Reason (1990) uses the Swiss cheese model of accident causation to illustrate that if the holes in multiple layers of cheese (flaws in the defences of the human system) are aligned with each other, accidents (human errors) may occur. The metaphor emphasises the significance of casual human factors leading to an accident and explains how latent errors can affect complex systems. Based on the Swiss cheese model and human error classification, the Human Factors Analysis and Classification System (HFACS) is a framework developed and tested within the US military force as a tool for investigating and analysing the human causes of aviation accidents.
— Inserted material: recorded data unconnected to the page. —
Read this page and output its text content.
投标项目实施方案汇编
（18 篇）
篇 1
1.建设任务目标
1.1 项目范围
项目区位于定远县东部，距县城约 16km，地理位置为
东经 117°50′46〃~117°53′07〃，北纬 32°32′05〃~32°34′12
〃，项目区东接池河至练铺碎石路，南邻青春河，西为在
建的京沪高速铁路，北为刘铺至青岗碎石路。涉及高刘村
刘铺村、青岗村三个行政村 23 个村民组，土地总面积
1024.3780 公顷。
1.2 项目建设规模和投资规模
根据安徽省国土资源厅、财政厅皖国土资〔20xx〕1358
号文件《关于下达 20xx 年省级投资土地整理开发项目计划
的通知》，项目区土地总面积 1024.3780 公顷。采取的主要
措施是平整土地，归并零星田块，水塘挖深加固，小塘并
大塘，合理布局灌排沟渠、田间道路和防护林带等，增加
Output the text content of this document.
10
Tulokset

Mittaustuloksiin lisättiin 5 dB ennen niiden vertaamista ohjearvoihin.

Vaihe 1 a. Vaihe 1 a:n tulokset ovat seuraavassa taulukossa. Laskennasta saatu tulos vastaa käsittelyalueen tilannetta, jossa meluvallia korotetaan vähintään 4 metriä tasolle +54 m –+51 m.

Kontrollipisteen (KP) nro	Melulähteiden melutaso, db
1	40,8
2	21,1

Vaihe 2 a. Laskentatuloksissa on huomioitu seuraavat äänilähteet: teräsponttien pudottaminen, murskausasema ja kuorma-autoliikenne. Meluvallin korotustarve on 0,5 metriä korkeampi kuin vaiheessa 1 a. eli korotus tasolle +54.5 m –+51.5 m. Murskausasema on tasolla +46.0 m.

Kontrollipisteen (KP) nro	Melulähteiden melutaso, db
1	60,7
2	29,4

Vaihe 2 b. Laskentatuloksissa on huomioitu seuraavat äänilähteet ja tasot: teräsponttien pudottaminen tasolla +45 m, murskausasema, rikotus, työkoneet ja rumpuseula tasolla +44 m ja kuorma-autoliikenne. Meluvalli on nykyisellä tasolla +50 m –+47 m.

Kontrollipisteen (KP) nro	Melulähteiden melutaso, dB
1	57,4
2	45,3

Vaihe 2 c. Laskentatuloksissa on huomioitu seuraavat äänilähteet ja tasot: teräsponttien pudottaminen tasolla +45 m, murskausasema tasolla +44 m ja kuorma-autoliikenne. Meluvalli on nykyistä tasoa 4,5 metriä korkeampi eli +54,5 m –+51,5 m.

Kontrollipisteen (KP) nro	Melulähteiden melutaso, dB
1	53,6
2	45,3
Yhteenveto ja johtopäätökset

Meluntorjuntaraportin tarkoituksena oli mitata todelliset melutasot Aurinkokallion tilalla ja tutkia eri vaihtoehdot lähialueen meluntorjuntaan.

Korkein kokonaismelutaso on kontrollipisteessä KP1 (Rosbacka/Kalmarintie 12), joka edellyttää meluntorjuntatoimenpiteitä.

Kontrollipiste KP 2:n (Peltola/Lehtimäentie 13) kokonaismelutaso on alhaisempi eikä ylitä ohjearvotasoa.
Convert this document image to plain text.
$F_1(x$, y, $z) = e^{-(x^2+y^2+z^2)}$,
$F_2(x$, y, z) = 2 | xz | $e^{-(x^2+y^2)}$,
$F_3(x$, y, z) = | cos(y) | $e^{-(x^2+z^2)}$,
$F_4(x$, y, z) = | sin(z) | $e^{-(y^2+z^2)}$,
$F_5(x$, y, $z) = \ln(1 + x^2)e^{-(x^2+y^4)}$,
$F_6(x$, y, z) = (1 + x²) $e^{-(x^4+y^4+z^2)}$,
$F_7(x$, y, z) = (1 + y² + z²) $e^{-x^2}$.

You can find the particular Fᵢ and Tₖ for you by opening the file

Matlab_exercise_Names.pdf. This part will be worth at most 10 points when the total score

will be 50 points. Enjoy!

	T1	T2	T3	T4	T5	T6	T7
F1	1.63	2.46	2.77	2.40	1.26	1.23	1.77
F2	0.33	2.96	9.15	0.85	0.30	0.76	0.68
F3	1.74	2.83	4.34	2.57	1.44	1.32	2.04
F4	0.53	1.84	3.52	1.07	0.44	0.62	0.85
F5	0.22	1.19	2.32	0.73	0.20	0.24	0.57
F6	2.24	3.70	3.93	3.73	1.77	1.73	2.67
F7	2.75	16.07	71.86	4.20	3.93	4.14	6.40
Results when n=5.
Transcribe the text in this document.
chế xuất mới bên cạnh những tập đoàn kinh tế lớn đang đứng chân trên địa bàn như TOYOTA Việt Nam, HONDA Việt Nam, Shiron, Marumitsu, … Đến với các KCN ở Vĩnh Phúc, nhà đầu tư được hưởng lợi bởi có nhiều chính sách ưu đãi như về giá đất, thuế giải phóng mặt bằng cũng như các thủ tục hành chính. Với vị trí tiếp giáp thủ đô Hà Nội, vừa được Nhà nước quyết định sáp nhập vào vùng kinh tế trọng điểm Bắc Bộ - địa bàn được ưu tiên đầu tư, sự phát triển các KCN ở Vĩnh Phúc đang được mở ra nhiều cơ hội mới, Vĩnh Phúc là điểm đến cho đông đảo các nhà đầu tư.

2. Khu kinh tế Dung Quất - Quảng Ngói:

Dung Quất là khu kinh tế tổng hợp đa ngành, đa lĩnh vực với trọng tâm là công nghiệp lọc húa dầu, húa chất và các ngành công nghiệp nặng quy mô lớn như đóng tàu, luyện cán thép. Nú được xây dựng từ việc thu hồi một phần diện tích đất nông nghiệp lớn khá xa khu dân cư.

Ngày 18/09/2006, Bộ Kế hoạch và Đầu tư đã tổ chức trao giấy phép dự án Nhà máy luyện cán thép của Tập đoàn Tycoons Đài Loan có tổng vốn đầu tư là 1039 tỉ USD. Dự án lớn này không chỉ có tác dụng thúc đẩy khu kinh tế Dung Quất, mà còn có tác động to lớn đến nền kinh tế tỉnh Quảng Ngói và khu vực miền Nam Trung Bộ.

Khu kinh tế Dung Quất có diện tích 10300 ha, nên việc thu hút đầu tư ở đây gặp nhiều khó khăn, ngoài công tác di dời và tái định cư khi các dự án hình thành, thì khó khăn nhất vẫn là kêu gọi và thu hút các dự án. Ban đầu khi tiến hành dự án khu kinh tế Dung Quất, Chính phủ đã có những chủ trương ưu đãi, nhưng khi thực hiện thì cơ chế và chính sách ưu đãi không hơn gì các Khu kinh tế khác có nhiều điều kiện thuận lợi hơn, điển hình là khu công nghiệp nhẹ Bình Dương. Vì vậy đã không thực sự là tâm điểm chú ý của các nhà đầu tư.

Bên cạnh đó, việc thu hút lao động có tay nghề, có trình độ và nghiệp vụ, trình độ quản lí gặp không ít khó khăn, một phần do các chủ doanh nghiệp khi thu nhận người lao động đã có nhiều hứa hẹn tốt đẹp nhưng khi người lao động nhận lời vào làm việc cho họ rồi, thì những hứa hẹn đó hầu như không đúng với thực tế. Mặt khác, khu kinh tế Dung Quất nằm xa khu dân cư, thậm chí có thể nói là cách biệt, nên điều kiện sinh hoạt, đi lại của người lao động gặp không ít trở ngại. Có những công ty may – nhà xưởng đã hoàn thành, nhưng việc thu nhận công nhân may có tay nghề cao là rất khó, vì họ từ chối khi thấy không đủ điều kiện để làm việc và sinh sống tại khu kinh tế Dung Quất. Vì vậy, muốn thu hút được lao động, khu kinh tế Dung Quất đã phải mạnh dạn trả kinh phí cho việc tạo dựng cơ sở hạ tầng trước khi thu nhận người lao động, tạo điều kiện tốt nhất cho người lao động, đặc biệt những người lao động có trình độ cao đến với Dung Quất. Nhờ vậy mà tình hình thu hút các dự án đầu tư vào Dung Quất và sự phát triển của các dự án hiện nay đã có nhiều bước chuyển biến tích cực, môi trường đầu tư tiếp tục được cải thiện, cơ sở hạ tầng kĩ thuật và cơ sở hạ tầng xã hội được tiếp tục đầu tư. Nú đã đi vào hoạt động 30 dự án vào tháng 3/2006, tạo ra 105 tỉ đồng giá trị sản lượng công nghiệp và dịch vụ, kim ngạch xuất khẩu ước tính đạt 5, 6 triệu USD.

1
The HFACS addresses human error at all levels of the aviation system, including the condition of aircrew and organisational factors (Wiegmann & Shappell, 2003). An aviation accident or incident is thus not seen in isolation, but investigated as a series of events and various contributing factors in an organisation.
The SHELL model developed by Edwards in 1972 was modified into a 'building block’ structure by Hawkins in 1984 and Hawkins and Orlady (Hawkins & Orlady, 1993), indicating the four components and human interfaces with software, hardware, environment, and live-ware of the aviation system. The SHELL model suggests that the
human is rarely, if ever, the sole cause of an accident (Wiegmann & Shappell, 2003). The systems perspective considers a variety of task-related factors that interact with the human operator, thereby affecting performance (Wiegmann & Shappell, 2003).
Threat and error management (TEM) is an applied human factor safety concept regarding aircrew performance to enhance aviation safety. It classifies human error into five categories, namely intentional non-compliance errors; procedural errors; communication errors; proficiency errors; and operational decision errors.
Aviation science argues that human error is inevitable. For safe performance, CRM and human factor training aim to reduce error as far as possible. Aviation safety requires defences to mitigate risk, therefore pro-active error detection is required to reduce errors. To date, aviation psychology and applied human factors have been unable to define a safe aviator profile. A taxonomy of behavioural traits is required to guide aircrew selection and CRM training to reduce human error.